If $f'(x) = x + \dfrac{1}{x}$ , then the value of $f(x)$ is
(1) ${x^2} + \log x + c$
(2) $\dfrac{{{x^2}}}{2} + \log x + c$
(3) $\dfrac{x}{2} - \log x + c$
(4) None of these

Answer 1

Here a real valued function on the real line is given. A real function is a process or a function that associates each element of the set ℝ and the domain of the function is also the set ℝ or a subset of ℝ. We can easily define integration and differentiation on a real valued function. First we separate the terms and we use basic formulas of integration and find the required value.

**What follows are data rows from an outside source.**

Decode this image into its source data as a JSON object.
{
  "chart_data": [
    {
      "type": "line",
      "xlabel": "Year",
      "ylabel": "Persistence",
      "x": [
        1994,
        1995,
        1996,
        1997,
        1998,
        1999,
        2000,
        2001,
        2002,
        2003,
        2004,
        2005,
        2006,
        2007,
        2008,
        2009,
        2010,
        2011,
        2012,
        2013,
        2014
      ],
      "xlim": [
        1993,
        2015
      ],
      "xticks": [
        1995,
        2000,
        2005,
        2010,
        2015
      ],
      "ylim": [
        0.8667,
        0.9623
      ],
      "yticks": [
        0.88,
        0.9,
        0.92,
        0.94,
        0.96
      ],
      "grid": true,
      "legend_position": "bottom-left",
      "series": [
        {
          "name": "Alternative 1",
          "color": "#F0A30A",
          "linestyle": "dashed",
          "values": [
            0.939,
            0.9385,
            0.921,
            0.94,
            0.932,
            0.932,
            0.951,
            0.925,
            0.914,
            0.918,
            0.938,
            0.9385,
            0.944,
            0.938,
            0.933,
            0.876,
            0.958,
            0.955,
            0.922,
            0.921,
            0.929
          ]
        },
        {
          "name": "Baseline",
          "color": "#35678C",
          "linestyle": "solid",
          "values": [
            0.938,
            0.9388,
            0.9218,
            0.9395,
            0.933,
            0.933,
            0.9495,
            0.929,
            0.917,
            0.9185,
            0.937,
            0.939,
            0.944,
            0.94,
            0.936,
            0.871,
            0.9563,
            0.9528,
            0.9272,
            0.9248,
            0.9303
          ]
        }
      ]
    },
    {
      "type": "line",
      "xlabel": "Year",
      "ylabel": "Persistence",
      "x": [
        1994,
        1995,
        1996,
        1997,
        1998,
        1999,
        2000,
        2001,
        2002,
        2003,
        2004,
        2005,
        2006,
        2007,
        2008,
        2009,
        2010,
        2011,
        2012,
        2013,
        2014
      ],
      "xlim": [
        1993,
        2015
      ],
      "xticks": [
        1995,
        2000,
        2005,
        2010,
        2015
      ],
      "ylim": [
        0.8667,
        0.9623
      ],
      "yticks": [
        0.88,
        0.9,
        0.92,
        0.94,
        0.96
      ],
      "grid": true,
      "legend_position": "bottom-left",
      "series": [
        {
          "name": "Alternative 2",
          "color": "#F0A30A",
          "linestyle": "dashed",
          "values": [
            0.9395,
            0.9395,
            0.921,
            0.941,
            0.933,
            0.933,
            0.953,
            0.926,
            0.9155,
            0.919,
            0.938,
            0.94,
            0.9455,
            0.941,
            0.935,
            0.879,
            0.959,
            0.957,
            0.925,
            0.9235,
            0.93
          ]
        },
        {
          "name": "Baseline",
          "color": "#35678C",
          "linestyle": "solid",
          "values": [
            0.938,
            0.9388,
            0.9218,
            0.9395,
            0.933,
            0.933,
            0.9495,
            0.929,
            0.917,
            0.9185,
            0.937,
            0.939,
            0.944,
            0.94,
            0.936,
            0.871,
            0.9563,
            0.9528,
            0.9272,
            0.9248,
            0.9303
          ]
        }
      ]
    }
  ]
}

Complete step by step answer:
The given equation is $f'(x) = x + \dfrac{1}{x}$. --(i)
Here we are given the first order derivative of the function $f(x)$ . So to obtain the real value of $f(x)$ we just integrate ${f^/}(x)$ and we get the desired solution. Let us integrate both sides of the equation (i), we get
$\int {{f^/}(x)dx = \int {xdx} + \int {\dfrac{1}{x}dx} }$
We use the basic formulas of integration i.e., $\int {xdx} = \dfrac{{{x^2}}}{2}$ and $\int {\dfrac{1}{x}dx} = \log x$ , we get
$\Rightarrow f(x) = \dfrac{{{x^2}}}{2} + \log x + c$ where c is a constant of integration.

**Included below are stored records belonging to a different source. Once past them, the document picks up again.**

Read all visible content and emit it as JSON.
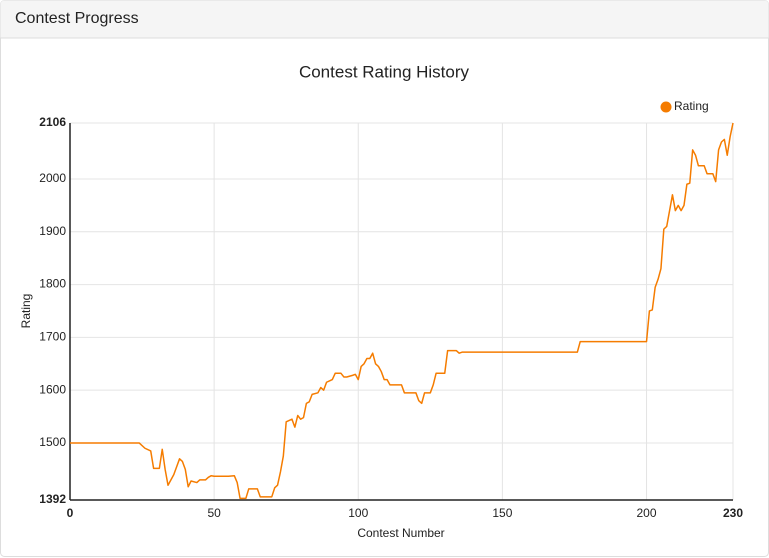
{
  "header": {
    "title": "Contest Progress"
  },
  "chart_data": {
    "type": "line",
    "title": "Contest Rating History",
    "x_label": "Contest Number",
    "y_label": "Rating",
    "x": [
      0,
      24,
      26,
      28,
      29,
      31,
      32,
      33,
      34,
      36,
      37,
      38,
      39,
      40,
      41,
      42,
      44,
      45,
      47,
      48,
      49,
      50,
      55,
      57,
      58,
      59,
      61,
      62,
      65,
      66,
      70,
      71,
      72,
      73,
      74,
      75,
      77,
      78,
      79,
      80,
      81,
      82,
      83,
      84,
      86,
      87,
      88,
      89,
      91,
      92,
      94,
      95,
      96,
      98,
      99,
      100,
      101,
      102,
      103,
      104,
      105,
      106,
      107,
      108,
      109,
      110,
      111,
      115,
      116,
      120,
      121,
      122,
      123,
      125,
      126,
      127,
      130,
      131,
      134,
      135,
      136,
      176,
      177,
      200,
      201,
      202,
      203,
      204,
      205,
      206,
      207,
      208,
      209,
      210,
      211,
      212,
      213,
      214,
      215,
      216,
      217,
      218,
      220,
      221,
      223,
      224,
      225,
      226,
      227,
      228,
      229,
      230
    ],
    "series": [
      {
        "name": "Rating",
        "color": "#f57c00",
        "values": [
          1500,
          1500,
          1490,
          1485,
          1452,
          1452,
          1488,
          1450,
          1420,
          1440,
          1455,
          1470,
          1465,
          1450,
          1417,
          1428,
          1425,
          1430,
          1430,
          1435,
          1438,
          1437,
          1437,
          1438,
          1425,
          1395,
          1395,
          1413,
          1413,
          1398,
          1398,
          1415,
          1420,
          1445,
          1475,
          1540,
          1545,
          1530,
          1552,
          1545,
          1548,
          1575,
          1578,
          1592,
          1595,
          1605,
          1600,
          1615,
          1620,
          1632,
          1632,
          1625,
          1625,
          1628,
          1630,
          1620,
          1645,
          1650,
          1660,
          1660,
          1670,
          1650,
          1645,
          1635,
          1620,
          1620,
          1610,
          1610,
          1595,
          1595,
          1580,
          1575,
          1595,
          1595,
          1610,
          1632,
          1632,
          1675,
          1675,
          1670,
          1672,
          1672,
          1692,
          1692,
          1750,
          1752,
          1795,
          1810,
          1830,
          1905,
          1910,
          1940,
          1970,
          1940,
          1950,
          1940,
          1950,
          1990,
          1992,
          2055,
          2045,
          2025,
          2025,
          2010,
          2010,
          1995,
          2055,
          2070,
          2075,
          2045,
          2080,
          2106
        ]
      }
    ],
    "xlim": [
      0,
      230
    ],
    "ylim": [
      1392,
      2106
    ],
    "xticks": [
      0,
      50,
      100,
      150,
      200,
      230
    ],
    "yticks": [
      1392,
      1500,
      1600,
      1700,
      1800,
      1900,
      2000,
      2106
    ],
    "grid": true,
    "legend": "top-right"
  }
}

So, the correct answer is “Option 2”.

Note:
Note that each of the terms in (i) is a function of x, so we have to multiply dx with them at the time of integration. Again we know $\int {{x^n}dx = \dfrac{{{x^{n + 1}}}}{{n + 1}}}$ which leads to $\int {xdx = \dfrac{{{x^2}}}{2}}$ . Another important fact is that we have to assign a constant c at the end of the integration as it is an indefinite integration. We try to remember the formula $\int {\dfrac{1}{x}dx = \log x}$ , where $\log x$ is called the logarithm function. When we use indefinite integral, we also write the constant after getting integration. If we omit the constant part then we get an error.